The other problems are minor in comparison. Tom Hanks doesn't give a particularly remarkable performance (in my opinion it was the weakest of that year's Best Actor nominees). It may have been a brave choice of role and a good performance, but it's not on par with other AIDS performances (Steve Buscemi in Parting Glances, the cast of Angels in America, Penélope Cruz and Toni Canto in All About My Mother).


Jonathan Demme's directing also overreaches at points, especially the Opera set piece and the courtroom scenes with canted camera angles. Demme is at his best when he keeps his stylistic flourishes to a minimum. The strength of his classics, namely The Silence of the Lambs and Married to the Mob, is the seeming simplicity of his directing, which allows for pitch perfect performances, flawless narrative progression, and a complex and inventive intermingling and subversion of genre. Philadelphia is too fussy, especially in the moments when we are most required to empathize with the characters.
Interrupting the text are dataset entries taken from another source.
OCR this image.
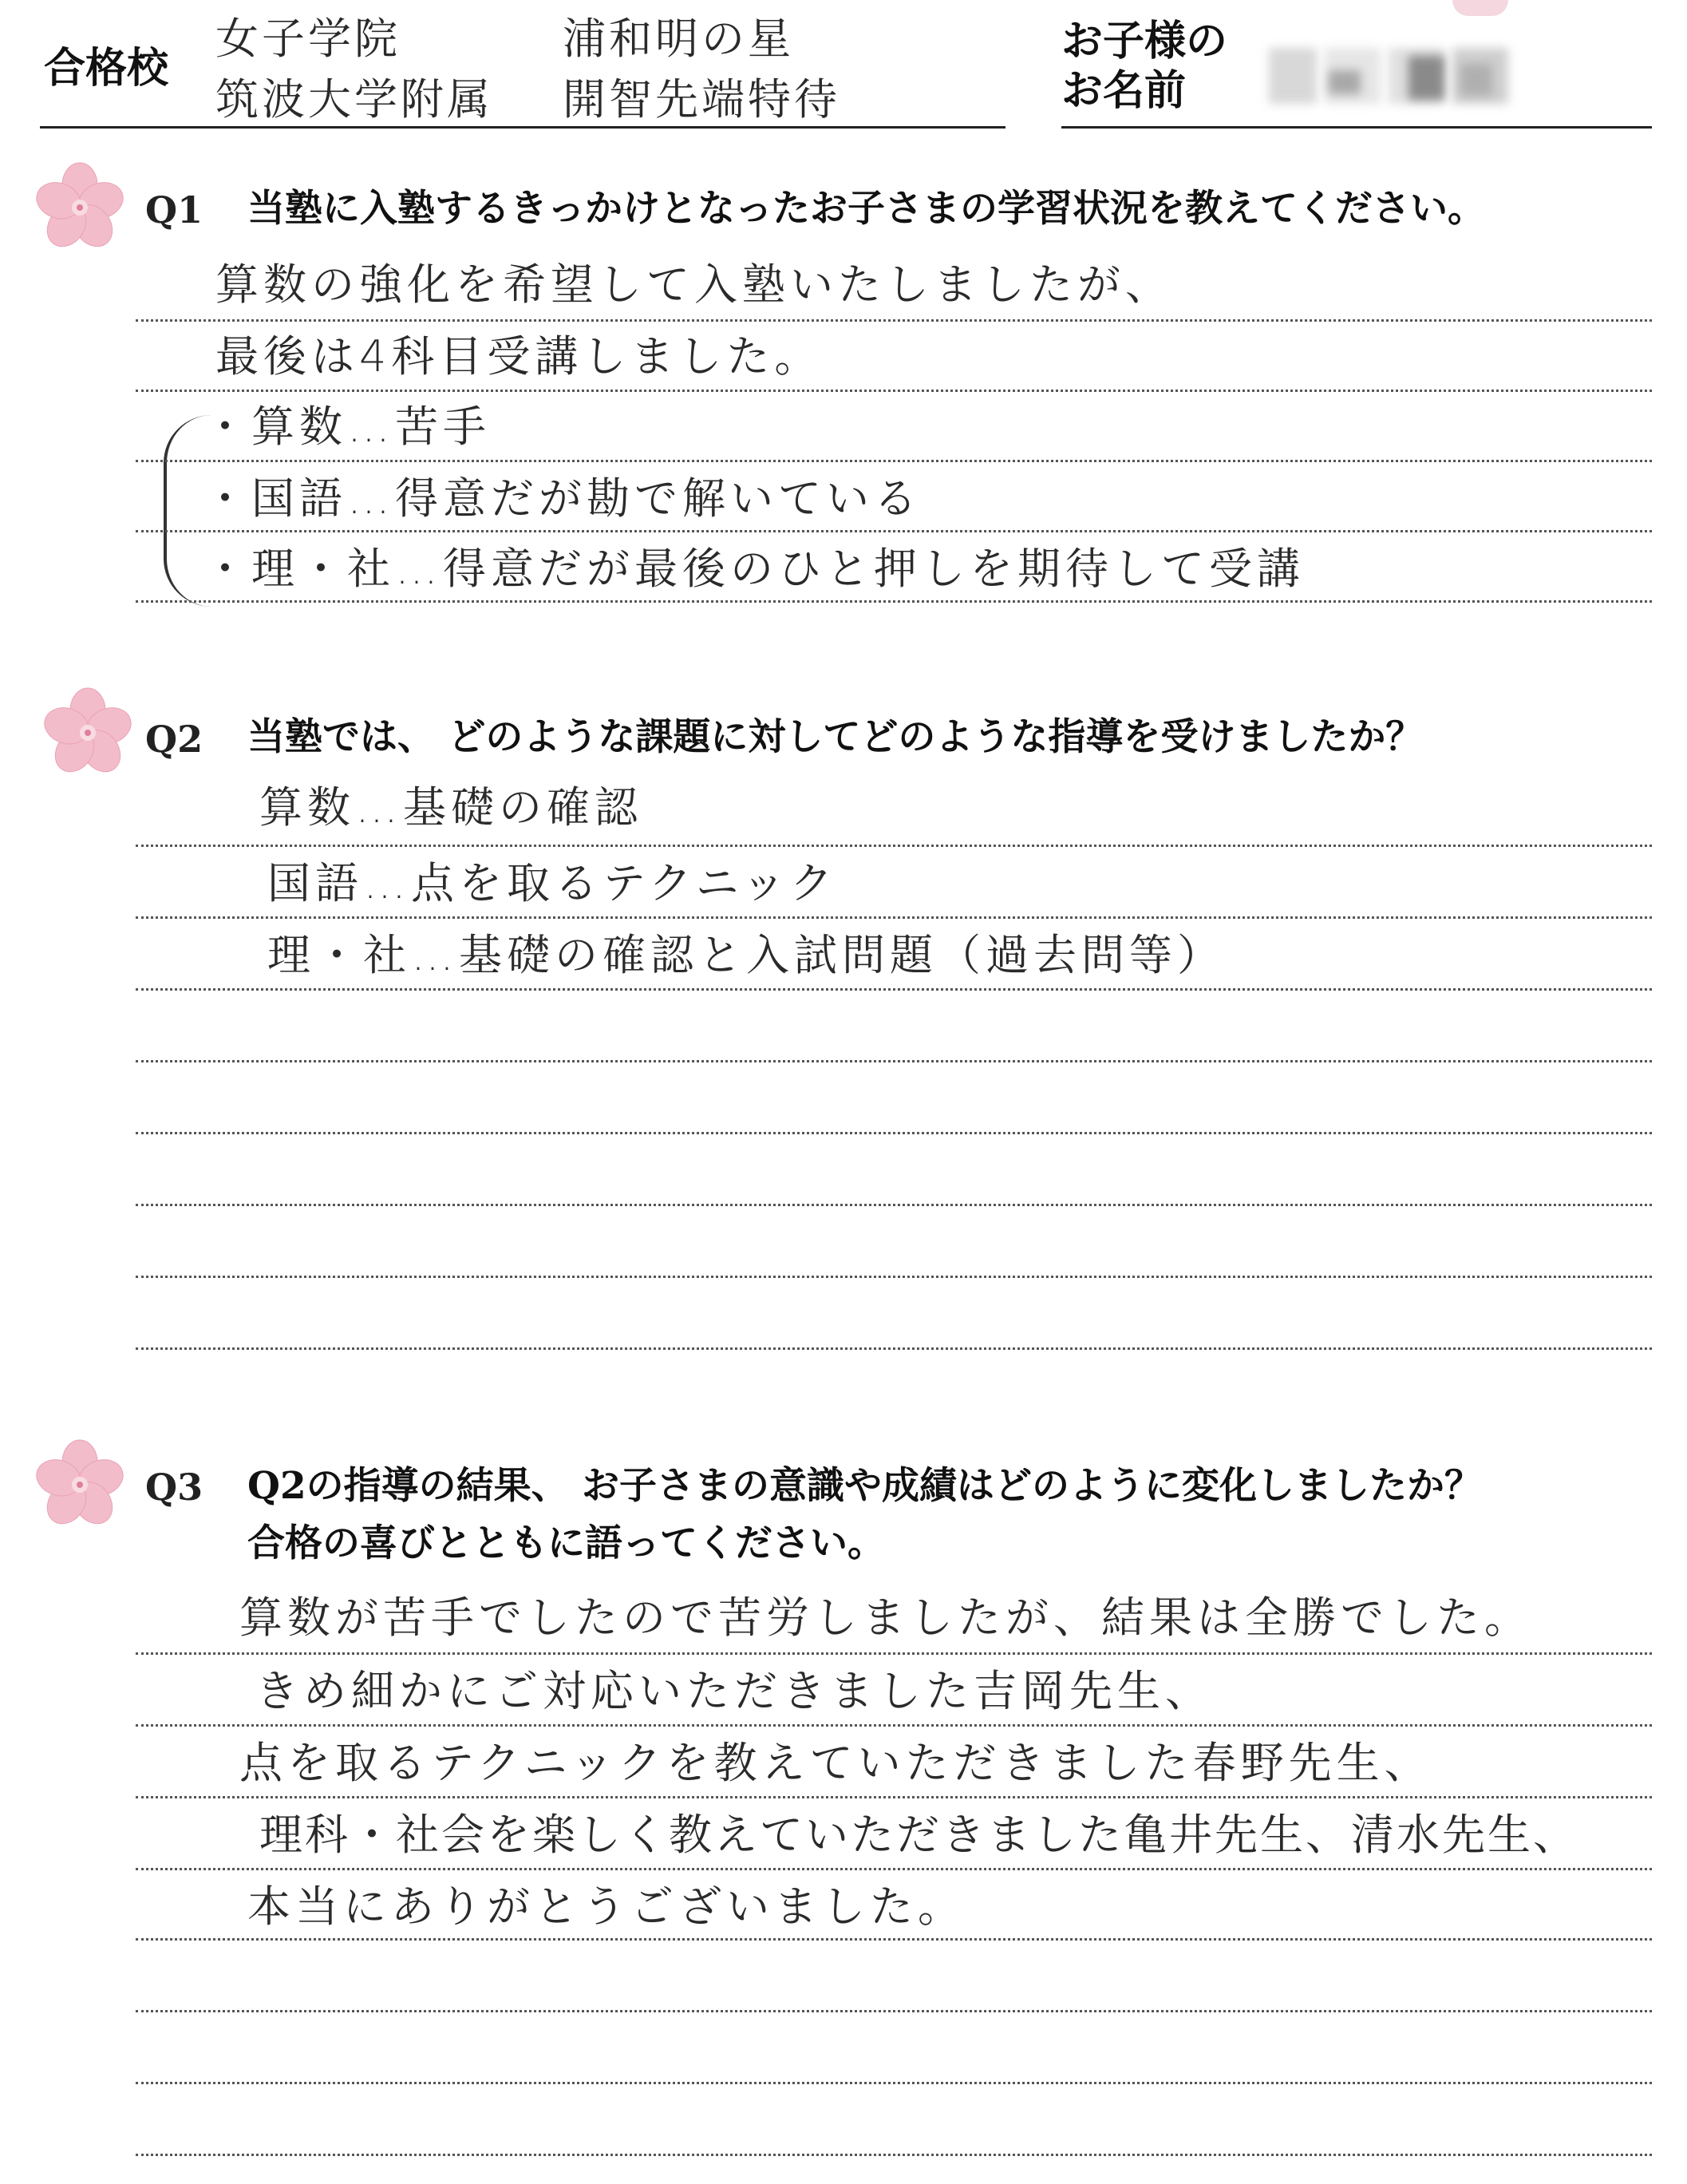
合格校
女子学院	浦和明の星
筑波大学附属 開智先端特待
お子様の
お名前
Q1 当塾に入塾するきっかけとなったお子さまの学習状況を教えてください。
算数の強化を希望して入塾いたしましたが、
最後は4科目受講しました。
・算数…苦手
・国語…得意だが勘で解いている
・理・社…得意だが最後のひと押しを期待して受講
Q2 当塾では、 どのような課題に対してどのような指導を受けましたか？
算数…基礎の確認
国語…点を取るテクニック
理・社…基礎の確認と入試問題（過去問等）
Q3 Q2の指導の結果、 お子さまの意識や成績はどのように変化しましたか？
合格の喜びとともに語ってください。
算数が苦手でしたので苦労しましたが、結果は全勝でした。
きめ細かにご対応いただきました吉岡先生、
点を取るテクニックを教えていただきました春野先生、
理科・社会を楽しく教えていただきました亀井先生、清水先生、
本当にありがとうございました。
There are incredible parts of Philadelphia though. The performances of Mary Steenburgen, Antonio Banderas, and Joanne Woodward are all fantastic. Mary in particular, I think, deserved a Supporting nod for transforming a one dimensional role into something memorable.

There are also two sequences in the film which are incredibly moving and show Demme at his musical best: the opening credits sequence with Bruce Springsteen's "The Streets of Philadelphia" and the closing home video section with Neil Young's "Philadelphia" overlayed. Both sequences are so simple, yet the combination of music and expressive imagery are perfect distillations of the humanity of people with HIV and AIDS. For those two sequences alone I think the film deserves to be watched and remembered.


Bruce Springsteen takes those Streets of Philadelphia to an Oscar win

I would love to hear your thoughts on Philadelphia. I'm interested to know if people remember what the discussions surrounding the film were like on its original release? Was Tom Hanks' win one of those inevitable Helen Mirren/The Queen steamrollers or more of a surprise?